Tax authorities in the Russian Federation are confronted with mounting pressure to modernise the treatment of derivative financial instruments as the emergence of crypto derivatives reshapes global markets. The current framework within the Tax Code of the Russian Federation continues to rely on classifications such as delivery versus settlement derivatives and hedging versus speculative transactions, yet these criteria are increasingly ill-suited to evolving instruments. Research by Oleg I. Borisov highlights that while the definition of derivatives in Russia is borrowed from civil legislation, a more flexible international approach defines them by three abstract characteristics: value and payments tied to one or more stochastically varying underlying variables, replicability, and the ability to mirror-hedge during their term. Several foreign jurisdictions have adopted such frameworks, enabling a broader list of underlying assets and derivative forms, including those without standard judicial protection. Borisov argues that Russia’s reliance on traditional definitions leaves an increasing number of derivatives—especially crypto-linked ones—outside effective tax legislation.

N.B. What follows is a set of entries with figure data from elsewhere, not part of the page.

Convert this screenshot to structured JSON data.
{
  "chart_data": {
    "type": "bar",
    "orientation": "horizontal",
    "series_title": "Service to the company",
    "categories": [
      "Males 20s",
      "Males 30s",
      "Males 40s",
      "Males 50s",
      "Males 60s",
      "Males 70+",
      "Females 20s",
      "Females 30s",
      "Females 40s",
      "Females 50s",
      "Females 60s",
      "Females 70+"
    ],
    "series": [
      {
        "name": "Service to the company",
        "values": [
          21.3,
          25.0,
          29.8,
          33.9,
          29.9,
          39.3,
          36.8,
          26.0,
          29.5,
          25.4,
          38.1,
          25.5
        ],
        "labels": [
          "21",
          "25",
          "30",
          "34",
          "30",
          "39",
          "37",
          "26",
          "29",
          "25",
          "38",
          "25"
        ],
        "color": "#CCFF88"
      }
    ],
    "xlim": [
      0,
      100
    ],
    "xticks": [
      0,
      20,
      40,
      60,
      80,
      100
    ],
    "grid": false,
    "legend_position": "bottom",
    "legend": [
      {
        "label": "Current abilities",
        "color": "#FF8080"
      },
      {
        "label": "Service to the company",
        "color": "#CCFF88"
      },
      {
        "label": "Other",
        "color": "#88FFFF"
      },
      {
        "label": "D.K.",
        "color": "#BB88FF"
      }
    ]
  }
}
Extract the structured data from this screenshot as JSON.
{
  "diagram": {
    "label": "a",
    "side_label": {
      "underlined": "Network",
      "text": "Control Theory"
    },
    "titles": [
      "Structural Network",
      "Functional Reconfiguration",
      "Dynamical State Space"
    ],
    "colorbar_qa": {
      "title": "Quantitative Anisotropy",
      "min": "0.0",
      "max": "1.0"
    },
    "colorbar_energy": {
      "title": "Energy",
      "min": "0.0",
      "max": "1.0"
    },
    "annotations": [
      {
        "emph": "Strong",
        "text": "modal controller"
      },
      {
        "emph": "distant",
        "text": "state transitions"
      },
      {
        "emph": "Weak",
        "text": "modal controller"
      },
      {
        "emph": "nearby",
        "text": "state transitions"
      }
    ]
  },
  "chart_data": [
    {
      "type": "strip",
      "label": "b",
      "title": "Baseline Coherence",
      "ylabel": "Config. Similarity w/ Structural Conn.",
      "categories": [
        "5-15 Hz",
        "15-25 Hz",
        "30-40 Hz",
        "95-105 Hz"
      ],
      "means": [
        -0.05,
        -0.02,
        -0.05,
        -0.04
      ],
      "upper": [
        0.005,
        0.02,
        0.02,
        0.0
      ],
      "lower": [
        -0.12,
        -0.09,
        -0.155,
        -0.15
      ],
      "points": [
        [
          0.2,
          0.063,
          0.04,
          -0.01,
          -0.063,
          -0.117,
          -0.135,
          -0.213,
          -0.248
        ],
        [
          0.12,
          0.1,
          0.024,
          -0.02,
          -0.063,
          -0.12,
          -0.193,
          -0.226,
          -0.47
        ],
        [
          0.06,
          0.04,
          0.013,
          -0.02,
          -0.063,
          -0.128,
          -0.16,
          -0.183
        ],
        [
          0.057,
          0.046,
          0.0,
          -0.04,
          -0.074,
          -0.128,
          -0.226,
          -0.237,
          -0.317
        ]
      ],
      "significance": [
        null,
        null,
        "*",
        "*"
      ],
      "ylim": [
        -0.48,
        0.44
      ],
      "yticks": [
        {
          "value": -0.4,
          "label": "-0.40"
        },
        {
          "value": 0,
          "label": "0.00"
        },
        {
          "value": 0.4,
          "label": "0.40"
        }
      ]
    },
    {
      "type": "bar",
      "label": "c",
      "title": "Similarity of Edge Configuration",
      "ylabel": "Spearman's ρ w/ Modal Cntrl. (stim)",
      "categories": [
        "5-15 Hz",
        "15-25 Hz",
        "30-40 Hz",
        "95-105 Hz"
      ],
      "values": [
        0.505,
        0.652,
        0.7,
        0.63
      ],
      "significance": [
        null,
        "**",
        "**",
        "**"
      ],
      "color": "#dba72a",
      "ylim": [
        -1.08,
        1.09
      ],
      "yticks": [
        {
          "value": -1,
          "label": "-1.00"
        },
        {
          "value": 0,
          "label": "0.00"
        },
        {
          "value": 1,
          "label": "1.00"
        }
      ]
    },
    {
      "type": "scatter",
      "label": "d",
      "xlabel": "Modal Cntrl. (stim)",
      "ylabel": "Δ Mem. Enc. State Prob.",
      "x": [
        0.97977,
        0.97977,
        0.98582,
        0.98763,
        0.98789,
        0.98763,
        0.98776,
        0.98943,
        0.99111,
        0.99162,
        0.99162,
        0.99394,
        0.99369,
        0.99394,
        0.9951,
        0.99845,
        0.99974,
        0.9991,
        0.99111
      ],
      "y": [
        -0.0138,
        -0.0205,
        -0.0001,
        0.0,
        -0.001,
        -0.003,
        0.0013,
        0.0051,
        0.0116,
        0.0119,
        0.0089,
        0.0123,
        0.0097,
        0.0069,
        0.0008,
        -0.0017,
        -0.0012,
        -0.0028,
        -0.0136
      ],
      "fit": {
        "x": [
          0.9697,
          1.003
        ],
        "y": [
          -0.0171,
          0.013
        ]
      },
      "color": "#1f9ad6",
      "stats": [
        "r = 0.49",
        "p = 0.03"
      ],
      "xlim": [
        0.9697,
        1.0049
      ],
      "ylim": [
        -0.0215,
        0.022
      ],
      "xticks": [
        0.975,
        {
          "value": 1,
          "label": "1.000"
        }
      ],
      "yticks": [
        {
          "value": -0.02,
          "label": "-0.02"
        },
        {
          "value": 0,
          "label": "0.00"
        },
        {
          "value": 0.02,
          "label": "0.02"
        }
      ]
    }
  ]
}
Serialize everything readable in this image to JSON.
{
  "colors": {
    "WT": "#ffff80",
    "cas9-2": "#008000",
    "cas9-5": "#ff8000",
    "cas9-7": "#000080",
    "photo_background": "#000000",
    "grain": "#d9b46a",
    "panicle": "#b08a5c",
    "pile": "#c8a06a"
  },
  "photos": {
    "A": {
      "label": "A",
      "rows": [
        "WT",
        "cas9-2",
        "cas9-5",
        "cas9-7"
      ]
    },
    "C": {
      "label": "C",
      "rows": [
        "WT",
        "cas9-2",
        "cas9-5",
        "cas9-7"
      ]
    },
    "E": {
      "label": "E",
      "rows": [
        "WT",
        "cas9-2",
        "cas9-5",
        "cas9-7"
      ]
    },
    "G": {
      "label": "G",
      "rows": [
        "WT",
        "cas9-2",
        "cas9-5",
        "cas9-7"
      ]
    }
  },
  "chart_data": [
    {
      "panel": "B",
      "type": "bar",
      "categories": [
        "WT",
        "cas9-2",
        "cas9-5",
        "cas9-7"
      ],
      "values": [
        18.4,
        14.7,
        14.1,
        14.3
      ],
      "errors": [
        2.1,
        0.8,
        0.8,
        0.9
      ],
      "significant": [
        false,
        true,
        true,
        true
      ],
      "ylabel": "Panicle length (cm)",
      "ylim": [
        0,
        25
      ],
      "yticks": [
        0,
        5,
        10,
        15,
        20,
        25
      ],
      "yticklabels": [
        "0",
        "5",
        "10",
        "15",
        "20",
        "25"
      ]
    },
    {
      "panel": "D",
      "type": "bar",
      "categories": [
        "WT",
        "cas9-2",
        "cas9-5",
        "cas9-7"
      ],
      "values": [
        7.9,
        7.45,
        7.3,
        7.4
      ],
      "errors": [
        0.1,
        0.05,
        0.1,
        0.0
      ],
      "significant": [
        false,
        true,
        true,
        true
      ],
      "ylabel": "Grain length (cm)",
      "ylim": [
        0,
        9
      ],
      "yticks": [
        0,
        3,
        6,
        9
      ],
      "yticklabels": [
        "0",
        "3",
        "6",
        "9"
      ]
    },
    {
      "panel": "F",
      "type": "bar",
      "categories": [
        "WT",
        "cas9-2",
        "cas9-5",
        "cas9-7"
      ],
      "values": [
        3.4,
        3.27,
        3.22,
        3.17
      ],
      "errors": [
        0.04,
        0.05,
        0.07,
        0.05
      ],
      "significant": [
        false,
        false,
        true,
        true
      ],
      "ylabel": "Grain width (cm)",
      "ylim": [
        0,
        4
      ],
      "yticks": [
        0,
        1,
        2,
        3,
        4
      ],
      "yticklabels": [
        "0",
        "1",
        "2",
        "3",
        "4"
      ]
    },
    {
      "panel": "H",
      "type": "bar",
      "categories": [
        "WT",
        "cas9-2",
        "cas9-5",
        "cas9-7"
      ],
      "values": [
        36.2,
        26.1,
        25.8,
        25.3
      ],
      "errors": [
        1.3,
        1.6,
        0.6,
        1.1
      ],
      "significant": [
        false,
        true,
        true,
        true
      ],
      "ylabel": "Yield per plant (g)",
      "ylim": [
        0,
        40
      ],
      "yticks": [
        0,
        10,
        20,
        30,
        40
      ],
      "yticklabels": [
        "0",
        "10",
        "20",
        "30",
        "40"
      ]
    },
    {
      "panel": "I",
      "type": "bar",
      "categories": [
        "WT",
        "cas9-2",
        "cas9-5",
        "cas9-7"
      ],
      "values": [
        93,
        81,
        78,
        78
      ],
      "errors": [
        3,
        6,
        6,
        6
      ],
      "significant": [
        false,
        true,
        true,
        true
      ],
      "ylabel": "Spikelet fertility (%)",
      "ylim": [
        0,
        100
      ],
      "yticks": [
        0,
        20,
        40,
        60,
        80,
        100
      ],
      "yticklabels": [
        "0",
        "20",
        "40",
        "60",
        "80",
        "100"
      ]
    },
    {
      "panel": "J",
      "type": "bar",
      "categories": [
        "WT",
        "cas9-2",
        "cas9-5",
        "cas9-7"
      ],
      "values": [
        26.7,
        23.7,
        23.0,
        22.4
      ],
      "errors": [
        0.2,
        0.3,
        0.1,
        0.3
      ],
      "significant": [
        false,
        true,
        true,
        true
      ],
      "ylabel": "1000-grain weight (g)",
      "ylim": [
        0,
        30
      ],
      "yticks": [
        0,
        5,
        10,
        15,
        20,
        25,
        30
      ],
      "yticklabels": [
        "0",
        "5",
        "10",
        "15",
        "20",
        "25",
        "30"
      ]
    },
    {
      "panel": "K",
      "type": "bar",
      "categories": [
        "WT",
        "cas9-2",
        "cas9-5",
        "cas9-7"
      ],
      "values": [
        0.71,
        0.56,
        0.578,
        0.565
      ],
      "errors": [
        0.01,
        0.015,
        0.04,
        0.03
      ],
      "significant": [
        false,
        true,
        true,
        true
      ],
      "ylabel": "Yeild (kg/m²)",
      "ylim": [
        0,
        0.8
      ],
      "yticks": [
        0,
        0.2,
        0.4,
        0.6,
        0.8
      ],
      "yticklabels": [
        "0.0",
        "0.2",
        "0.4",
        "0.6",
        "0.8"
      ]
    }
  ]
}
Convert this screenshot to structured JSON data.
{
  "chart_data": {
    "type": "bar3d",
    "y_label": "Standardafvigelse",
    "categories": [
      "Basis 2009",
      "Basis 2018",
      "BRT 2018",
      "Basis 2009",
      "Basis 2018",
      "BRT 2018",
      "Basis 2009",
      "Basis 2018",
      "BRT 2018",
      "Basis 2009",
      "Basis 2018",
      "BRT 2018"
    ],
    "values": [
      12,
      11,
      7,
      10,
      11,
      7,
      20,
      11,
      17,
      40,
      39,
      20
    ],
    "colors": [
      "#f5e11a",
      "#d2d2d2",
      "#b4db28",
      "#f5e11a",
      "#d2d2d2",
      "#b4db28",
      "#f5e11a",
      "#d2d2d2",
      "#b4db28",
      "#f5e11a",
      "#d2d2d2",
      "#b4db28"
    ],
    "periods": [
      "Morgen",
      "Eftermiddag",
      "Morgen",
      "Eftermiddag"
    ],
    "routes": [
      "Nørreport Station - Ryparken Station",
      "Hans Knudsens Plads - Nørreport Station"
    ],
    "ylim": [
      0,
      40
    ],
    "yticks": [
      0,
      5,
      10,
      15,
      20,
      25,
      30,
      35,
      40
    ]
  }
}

Comparative analysis of global practice shows significant divergence in how derivatives are treated for tax purposes. In many western jurisdictions, tax regimes for derivatives are defined by substance rather than form, focusing on economic effect rather than contractual label, which allows a wider range of instruments—including crypto-derivatives—to fall under tax disclosure and payment obligations. By contrast, in Russia the clarity of definitions remains lacking, which complicates tax administration and enforcement. The research finds that in Russia the list of underlying assets is narrower, the method does not account for derivative instruments lacking explicit judicial protection, and the civil-law borrowed definition restricts adaptation to novel financial engineering. International experience therefore suggests room for introducing detachment from a binary classification of hedging versus speculative, and delivery versus settlement transactions, towards a taxonomy more sensitive to the function, risk profile and economic substance of derivatives.
Meanwhile, regulatory developments in Russia underscore the gap between tax methodology and market innovation. The central bank has permitted financial institutions to offer crypto derivatives to qualified investors, and is planning to open access for investment funds next year. This expansion of market offerings renders the outdated tax definitions ever more problematic. Without corresponding updates in tax regulation, derivative transactions linked to digital assets may evade appropriate taxation, undermining tax base integrity and creating competitive distortions between traditional and digital markets.
The risks of this mismatch are multiple. Tax-administrative systems built on traditional derivative definitions may struggle to identify, value and track crypto-derivative transactions. The anonymity, global distribution and technical complexity of crypto assets create obstacles for tax authorities. Furthermore, the narrow scope of underlying assets recognised under Russian tax law may permit arbitrage by market participants using crypto-linked instruments that fall into regulatory blind spots. Researchers warn that failure to revise the tax methodology may erode revenue, reduce transparency in derivative markets and expose the system to tax-avoidance risks.
Conversely, reform presents opportunities. By aligning tax definitions with functional characteristics of modern derivatives—such as dependence on underlying variables, replicability and hedging capability—Russia could broaden the tax net and bring more derivative forms into the regulatory fold. This would support fairer treatment of traditional and crypto-linked derivatives, enhance tax equity and strengthen market integrity. Some foreign jurisdictions have already moved in this direction, designing tax regimes that explicitly recognise derivatives based on economic substance and not just contractual form. The challenge for Russia will be to reconcile innovation-driven market developments with the slower pace of legislative reform, particularly given that tax-law changes typically require extended review, stakeholder consultation and transition periods.